Blockchain for Identity, IoT, and Smart City

 2019-07-02 By: InnoVEX Team

One of the speakers for the blockchain forum of InnoVEX 2019 is Mr. Jeff McDonald, co-founder of NEM Foundation. In his speech, Mr. McDonald further outlined how blockchain combined with IoT and various other use cases can make smart cities smarter.

Beyond Money

Mr. McDonald believed that one of the most important benefits of blockchain is how it is impossible to send 1 thing more than once. This aspect is not only limited to cryptocurrency, but also information, data, etc. This essentially functions as a certificate of authenticity on the blockchain; which means it can be utilized as an activation key for devices.

Blockchain’s most famous application is in cryptocurrency. Anyone can make their own cryptocurrency, but blockchain also allows for the creation of new asset classes that has never existed before. These asset classes are not necessarily tied to monetary value, as blockchain can be utilized for creating certificates, voting, and identity.

Focusing on the identity aspect, it is important to remember that the identity is not only limited humans. Individual devices can have its own identity on the blockchain which can also function as the activation key. Devices on the blockchain can vote, send a cryptocurrency, and have certificates associated to them. IoT and blockchain need each other and the combination of these technologies is what forms the beginning of smart cities.

Symbiosis for Smart Cities

IoT devices need the security that blockchain can provide. The same cryptography and network that secures one account can also secure other devices; especially as IoT devices are now getting hacked.
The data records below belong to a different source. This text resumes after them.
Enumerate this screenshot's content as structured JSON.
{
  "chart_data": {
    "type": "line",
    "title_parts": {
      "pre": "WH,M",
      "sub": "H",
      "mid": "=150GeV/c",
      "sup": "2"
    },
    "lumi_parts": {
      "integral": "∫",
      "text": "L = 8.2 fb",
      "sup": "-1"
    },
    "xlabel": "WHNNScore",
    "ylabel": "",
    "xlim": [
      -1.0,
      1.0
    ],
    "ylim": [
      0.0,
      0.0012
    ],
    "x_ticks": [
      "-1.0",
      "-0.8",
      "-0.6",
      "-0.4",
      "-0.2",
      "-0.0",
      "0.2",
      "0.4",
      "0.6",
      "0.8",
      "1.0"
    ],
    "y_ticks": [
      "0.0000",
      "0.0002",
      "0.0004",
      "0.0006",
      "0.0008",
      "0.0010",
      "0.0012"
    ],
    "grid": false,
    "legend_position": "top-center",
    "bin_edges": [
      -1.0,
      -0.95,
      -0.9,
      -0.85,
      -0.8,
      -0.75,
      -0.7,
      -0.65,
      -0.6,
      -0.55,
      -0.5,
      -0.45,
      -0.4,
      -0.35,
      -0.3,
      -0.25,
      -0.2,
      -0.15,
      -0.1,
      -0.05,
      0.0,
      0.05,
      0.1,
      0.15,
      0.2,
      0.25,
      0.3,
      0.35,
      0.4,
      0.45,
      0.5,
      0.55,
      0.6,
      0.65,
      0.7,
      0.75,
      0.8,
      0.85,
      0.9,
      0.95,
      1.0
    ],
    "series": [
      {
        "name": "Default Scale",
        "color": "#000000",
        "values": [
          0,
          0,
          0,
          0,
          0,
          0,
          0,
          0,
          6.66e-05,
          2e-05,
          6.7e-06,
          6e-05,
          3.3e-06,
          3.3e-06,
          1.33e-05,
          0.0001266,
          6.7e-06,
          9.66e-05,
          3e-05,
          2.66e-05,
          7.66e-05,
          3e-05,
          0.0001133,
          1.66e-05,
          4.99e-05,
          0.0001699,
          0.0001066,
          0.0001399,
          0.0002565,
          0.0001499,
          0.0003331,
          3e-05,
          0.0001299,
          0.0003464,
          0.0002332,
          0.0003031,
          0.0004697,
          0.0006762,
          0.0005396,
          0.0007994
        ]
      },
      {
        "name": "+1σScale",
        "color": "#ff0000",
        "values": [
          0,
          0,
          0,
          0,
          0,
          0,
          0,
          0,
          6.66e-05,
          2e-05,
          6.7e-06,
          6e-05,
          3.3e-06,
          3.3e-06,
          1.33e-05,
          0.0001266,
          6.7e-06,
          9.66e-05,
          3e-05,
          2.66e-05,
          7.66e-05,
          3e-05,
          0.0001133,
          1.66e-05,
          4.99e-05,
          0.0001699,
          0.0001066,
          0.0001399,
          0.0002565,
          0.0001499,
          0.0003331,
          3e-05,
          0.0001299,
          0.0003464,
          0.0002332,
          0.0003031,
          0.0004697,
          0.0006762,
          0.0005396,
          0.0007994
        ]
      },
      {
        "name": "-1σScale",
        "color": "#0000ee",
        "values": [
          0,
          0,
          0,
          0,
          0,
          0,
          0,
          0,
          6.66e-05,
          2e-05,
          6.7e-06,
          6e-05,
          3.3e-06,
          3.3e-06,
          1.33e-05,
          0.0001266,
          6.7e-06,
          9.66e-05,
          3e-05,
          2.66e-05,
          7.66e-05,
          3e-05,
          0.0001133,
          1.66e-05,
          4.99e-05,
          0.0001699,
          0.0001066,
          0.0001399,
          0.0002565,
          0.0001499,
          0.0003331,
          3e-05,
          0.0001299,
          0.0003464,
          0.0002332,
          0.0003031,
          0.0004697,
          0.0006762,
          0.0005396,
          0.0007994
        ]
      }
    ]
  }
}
As smart cities will contain a large amount of IoT devices, their security must be ensured through available and necessary means. For now, it means utilizing blockchain as a security measure to ensure that the IoT devices function as intended and not used for other, possibly criminal purposes.

Smart cities are more than just a combination of IoT and blockchain; it also needs smart citizens and smart voting. Smart cities should not be static and the voters should be able to control smart contracts which will then in turn control the IoT devices; connecting all aspects of the smart city. The added security layer provided by blockchain can make smart cities even smarter, safer, and more secure.

There are multiple possible applications of blockchain in smart cities, including for land management. In communities where multiple people hold the right to decide how the plot of land is being administered and governed, blockchain might be the solution needed for the job.

One use case that Mr. McDonald showed was how the Crow Nation (Apsáalooke), one of the Native American Nations can use a blockchain application to handle their identity, property title, voting, and currency; all through the use of one app.

Decentralized, but Organized

Mr. McDonald remarked how many blockchains end up with disagreements between the users and the developers; regardless whether they are developer or user driven. While consortium driven blockchains have many use cases; these are often limited to only a closed ecosystem which might not be suitable for smart city applications.

His idea is of a government driven blockchain which he believes will be able to unite the elements within the city and encourage them to connect. Currently smart cities use multiple different blockchains for different purposes and this might not function as well as a united government driven blockchain that is used by everyone and everything. This will also solve one of the biggest problems that blockchain in smart cities face: that they are decentralized, but disorganized.

By creating a government driven and therefore organized blockchain; the correct policies, legislations, and regulations can be created around that blockchain. The future of smart cities is promising and a combination of IoT, blockchain, and smart community is the main component. Together, smarter cities can be made into reality.